The biggest issue though was the flickering, it happened randomly but it happened either through the HDMI or DP.
The size of the monitor overall was pretty impressive but I doubt that I could have managed at 100% without scaling, reducing the desktop gained. Even though I have a Ti1080 card and it is a premium price IMO it doesn’t make it a viable 4k card as I would have liked.
So I watched videos, read opinions and then read your review….
…….the same 1440p height of my 27″, with extra bolted on to each side. Yes there could still be limitations, and advantages to 21:9, but at least the vertical height is there. Also it is more Ti1080 friendly. The VA panel should be interesting.
I would have preferred a black stand but if that is the most of my concerns it should be fine.
In your review there is a button to buy it now from an Amazon link, I used that just now to buy the monitor, hope that helps. 🙂October 1, 2017 at 10:15 am #44908
I appreciate you sharing your feedback on the PD3200U; it sounds like you should be much happier with the C34F791. And yeah, I absolutely agree that the resolution is much more practical in terms of GPU horsepower. The fact that your very powerful single GPU can’t give the sort of performance at the UHD resolution really speaks volumes about how difficult it is to run.

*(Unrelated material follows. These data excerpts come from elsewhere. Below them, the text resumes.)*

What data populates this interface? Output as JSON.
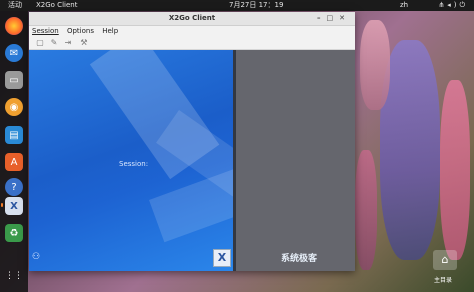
{
  "topbar": {
    "activities": "活动",
    "app_name": "X2Go Client",
    "clock": "7月27日  17：19",
    "lang": "zh",
    "tray_icons": [
      "network-icon",
      "volume-icon",
      "power-icon"
    ]
  },
  "dock": {
    "items": [
      "firefox-icon",
      "thunderbird-icon",
      "files-icon",
      "rhythmbox-icon",
      "libreoffice-writer-icon",
      "app-center-icon",
      "help-icon",
      "x2go-icon",
      "trash-icon",
      "show-apps-icon"
    ]
  },
  "window": {
    "title": "X2Go Client",
    "menu": [
      "Session",
      "Options",
      "Help"
    ],
    "toolbar": [
      "new-session-icon",
      "edit-session-icon",
      "export-session-icon",
      "preferences-icon"
    ],
    "session_label": "Session:",
    "logo_text": "X"
  },
  "desktop": {
    "watermark": "系统极客",
    "home_label": "主目录"
  },
  "colors": {
    "session_blue": "#1d63d2",
    "side_panel": "#65666d",
    "topbar": "#1b1b1b"
  }
}
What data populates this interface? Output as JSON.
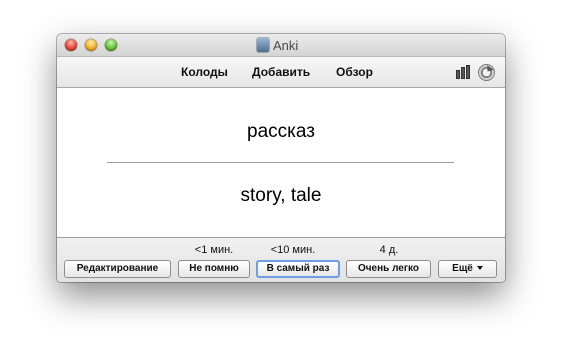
{
  "window": {
    "title": "Anki"
  },
  "toolbar": {
    "decks": "Колоды",
    "add": "Добавить",
    "browse": "Обзор"
  },
  "card": {
    "front": "рассказ",
    "back": "story, tale"
  },
  "intervals": {
    "again": "<1 мин.",
    "good": "<10 мин.",
    "easy": "4 д."
  },
  "buttons": {
    "edit": "Редактирование",
    "again": "Не помню",
    "good": "В самый раз",
    "easy": "Очень легко",
    "more": "Ещё"
  },
  "icons": {
    "stats": "bar-chart-icon",
    "sync": "sync-icon"
  }
}
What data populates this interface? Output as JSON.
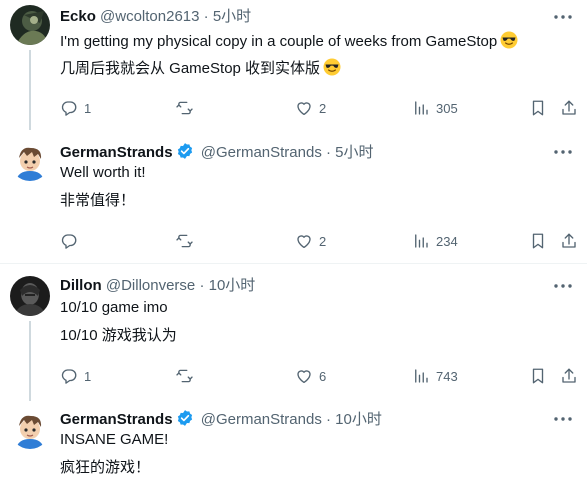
{
  "posts": [
    {
      "name": "Ecko",
      "handle": "@wcolton2613",
      "sep": "·",
      "time": "5小时",
      "verified": false,
      "text": "I'm getting my physical copy in a couple of weeks from GameStop",
      "translation": "几周后我就会从 GameStop 收到实体版",
      "emoji": "smiling-face-with-sunglasses",
      "replies": "1",
      "reposts": "",
      "likes": "2",
      "views": "305"
    },
    {
      "name": "GermanStrands",
      "handle": "@GermanStrands",
      "sep": "·",
      "time": "5小时",
      "verified": true,
      "text": "Well worth it!",
      "translation": "非常值得！",
      "replies": "",
      "reposts": "",
      "likes": "2",
      "views": "234"
    },
    {
      "name": "Dillon",
      "handle": "@Dillonverse",
      "sep": "·",
      "time": "10小时",
      "verified": false,
      "text": "10/10 game imo",
      "translation": "10/10 游戏我认为",
      "replies": "1",
      "reposts": "",
      "likes": "6",
      "views": "743"
    },
    {
      "name": "GermanStrands",
      "handle": "@GermanStrands",
      "sep": "·",
      "time": "10小时",
      "verified": true,
      "text": "INSANE GAME!",
      "translation": "疯狂的游戏！"
    }
  ],
  "colors": {
    "text": "#0f1419",
    "muted": "#536471",
    "verified": "#1d9bf0",
    "thread_line": "#cfd9de",
    "divider": "#eff3f4"
  }
}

And thanks for the support, I hope you enjoy the monitor. 🙂October 3, 2017 at 4:02 pm #44918
The monitor has just arrived and I have set it up now. It will take some getting used to for many reasons…..!
But this is of a little concern…..
After being used to an IPS panel for so long I am a little disappointed by the text and how it looks. I did read a little about this in one or two reviews but it never went into detail, but suggested that is typical of a VA panel. It is as though it is no longer clear type but kinda “broken”. It is more noticeable when typing this on a white background.

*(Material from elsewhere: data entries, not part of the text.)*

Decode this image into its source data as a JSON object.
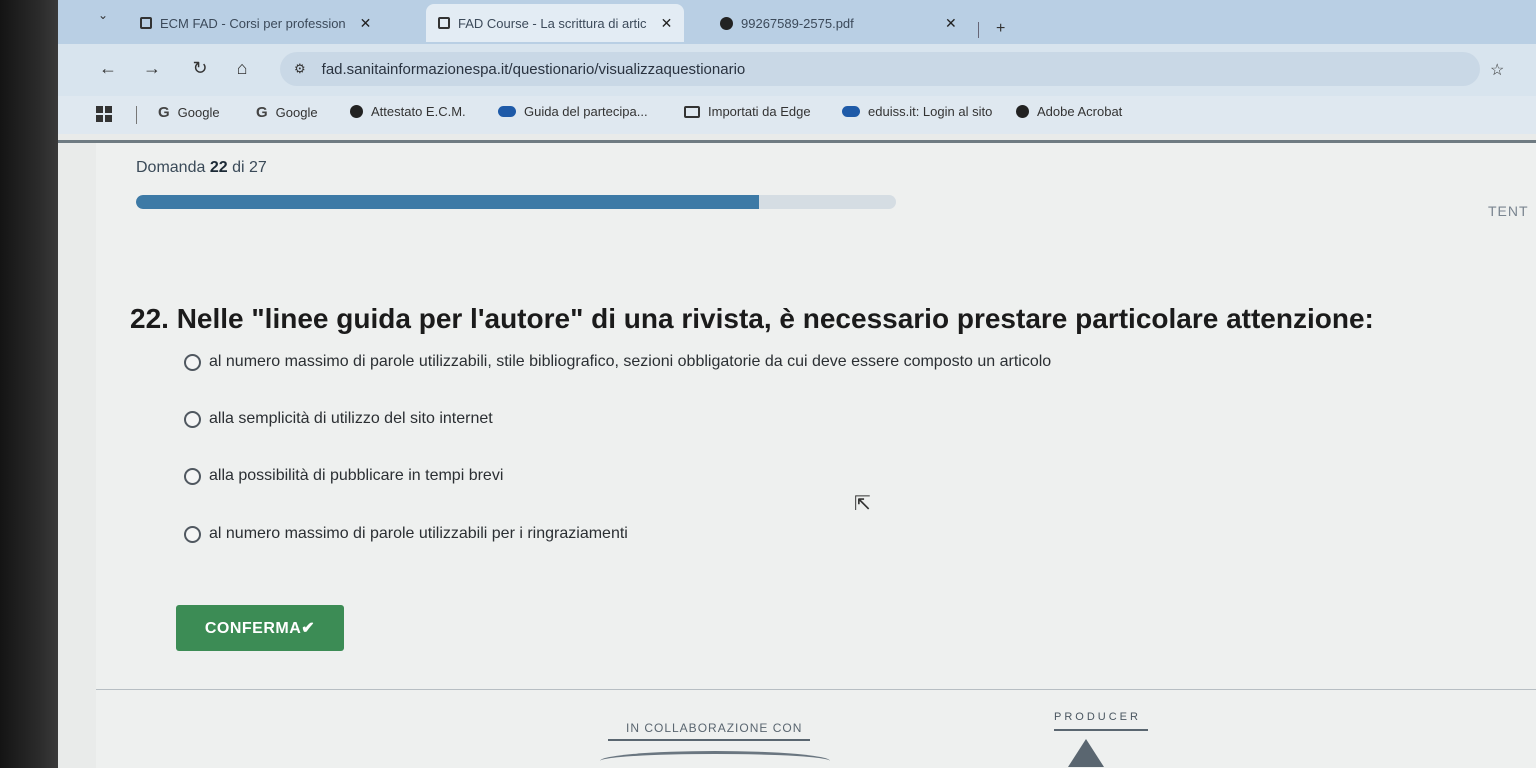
{
  "browser": {
    "tabs": [
      {
        "title": "ECM FAD - Corsi per profession",
        "active": false
      },
      {
        "title": "FAD Course - La scrittura di artic",
        "active": true
      },
      {
        "title": "99267589-2575.pdf",
        "active": false
      }
    ],
    "new_tab_label": "+",
    "url": "fad.sanitainformazionespa.it/questionario/visualizzaquestionario",
    "bookmarks": [
      {
        "label": "Google",
        "icon": "google-icon"
      },
      {
        "label": "Google",
        "icon": "google-icon"
      },
      {
        "label": "Attestato E.C.M.",
        "icon": "globe-icon"
      },
      {
        "label": "Guida del partecipa...",
        "icon": "cloud-icon"
      },
      {
        "label": "Importati da Edge",
        "icon": "folder-icon"
      },
      {
        "label": "eduiss.it: Login al sito",
        "icon": "cloud-icon"
      },
      {
        "label": "Adobe Acrobat",
        "icon": "globe-icon"
      }
    ]
  },
  "quiz": {
    "counter_prefix": "Domanda",
    "current": "22",
    "counter_mid": "di",
    "total": "27",
    "progress": 0.82,
    "side_label": "TENT",
    "question": "22. Nelle \"linee guida per l'autore\" di una rivista, è necessario prestare particolare attenzione:",
    "options": [
      "al numero massimo di parole utilizzabili, stile bibliografico, sezioni obbligatorie da cui deve essere composto un articolo",
      "alla semplicità di utilizzo del sito internet",
      "alla possibilità di pubblicare in tempi brevi",
      "al numero massimo di parole utilizzabili per i ringraziamenti"
    ],
    "confirm_label": "CONFERMA✔"
  },
  "footer": {
    "collab_label": "IN COLLABORAZIONE CON",
    "producer_label": "PRODUCER"
  },
  "colors": {
    "progress_fill": "#3d7aa6",
    "confirm_bg": "#3c8c55"
  }
}
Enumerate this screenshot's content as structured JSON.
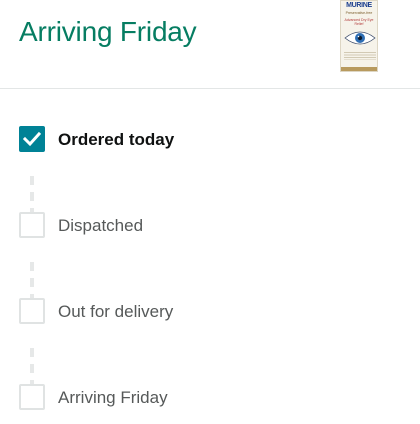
{
  "header": {
    "title": "Arriving Friday",
    "product": {
      "brand": "MURINE",
      "line1": "Preservative-free",
      "line2": "Advanced Dry Eye Relief",
      "accent_color": "#1c3f8f",
      "icon": "eye-icon"
    }
  },
  "steps": [
    {
      "label": "Ordered today",
      "status": "done"
    },
    {
      "label": "Dispatched",
      "status": "pending"
    },
    {
      "label": "Out for delivery",
      "status": "pending"
    },
    {
      "label": "Arriving Friday",
      "status": "pending"
    }
  ],
  "colors": {
    "title": "#067d62",
    "check": "#008296",
    "pending_border": "#e0e3e3"
  }
}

Like I mentioned I had read this in a review or two but it was only briefly mentioned and any video review seemed to focus on other aspects of the monitor.
Have you observed something similar, I suppose it could depend what you are coming from. Having used an IPS panel, which was near as damn perfect in that respect, it is a little concerning.

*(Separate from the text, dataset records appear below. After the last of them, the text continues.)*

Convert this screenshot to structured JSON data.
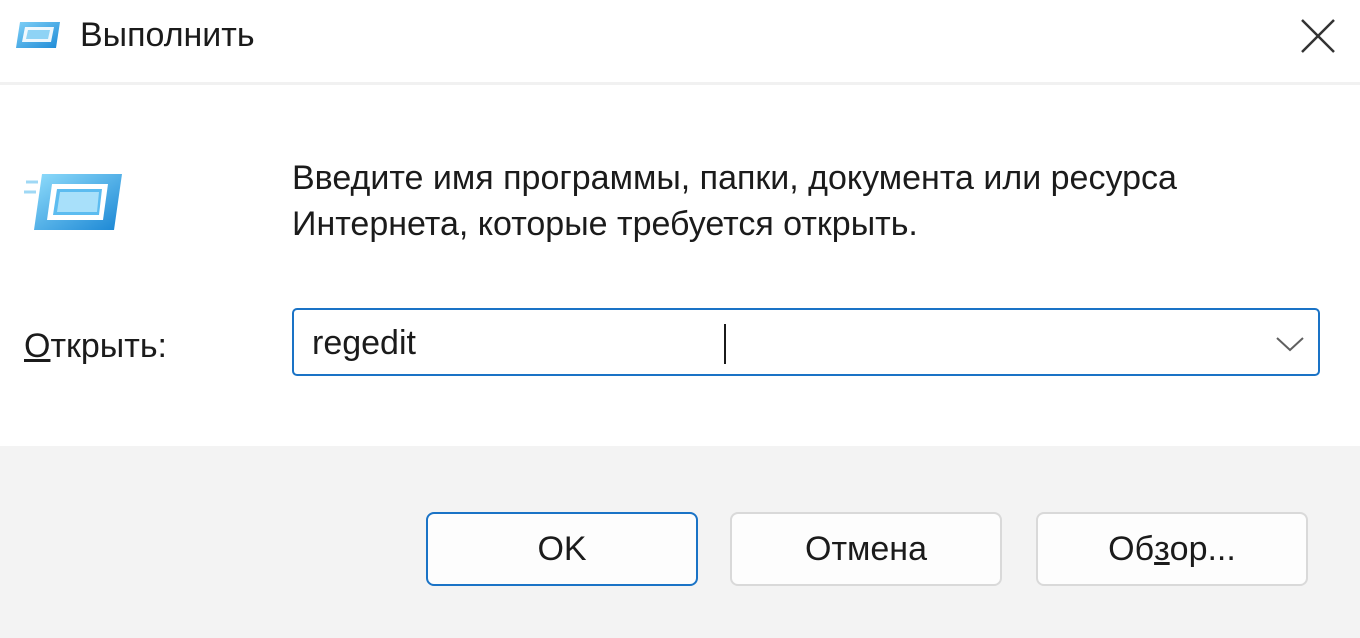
{
  "window": {
    "title": "Выполнить",
    "title_icon": "run-icon",
    "close_icon": "close-icon"
  },
  "dialog": {
    "icon": "run-icon",
    "description_line1": "Введите имя программы, папки, документа или ресурса",
    "description_line2": "Интернета, которые требуется открыть.",
    "open_label_accel": "О",
    "open_label_rest": "ткрыть:",
    "open_value": "regedit",
    "dropdown_icon": "chevron-down-icon"
  },
  "buttons": {
    "ok_label": "OK",
    "cancel_label": "Отмена",
    "browse_label_before": "Об",
    "browse_label_accel": "з",
    "browse_label_after": "ор..."
  },
  "colors": {
    "accent": "#1a73c6",
    "footer_bg": "#f3f3f3",
    "icon_blue": "#3aa0e0"
  }
}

EDIT: Removed image due to issue being the preset sharpness level.October 3, 2017 at 4:18 pm #44919
I share my thoughts on this in the review, specifically the subpixel layout section of the calibration section. Once the sharpness setting was corrected, I didn’t really find that aspect problematic. Although I’ve used many monitors of varying sharpness levels so am not overly fussy really. You’ll likely get used to it, but don’t be afraid to adjust sharpness in the OSD.October 3, 2017 at 4:22 pm #44920
I was just coming to amend my post and you beat me 🙂
To be frank I have read that many reviews from that many sites and watched too many videos also on so many models my head was spinning a little. Especially trying to remember what I had read from where.
I read that section, having remembered where I had read it, and simply reduced the sharpening as you have noted.
Changing from a 16:9 27″ 1440p to this UW VA panel and it will take some adjustments.
Glad btw that Amazon noted that I bought this monitor through a link from your site, thanks for what you provide 🙂October 3, 2017 at 4:34 pm #44921
No problem, I can appreciate the mass of information you must’ve been subjected to from various sources. I’m sure you’ll get used to the new screen and will love it when you do.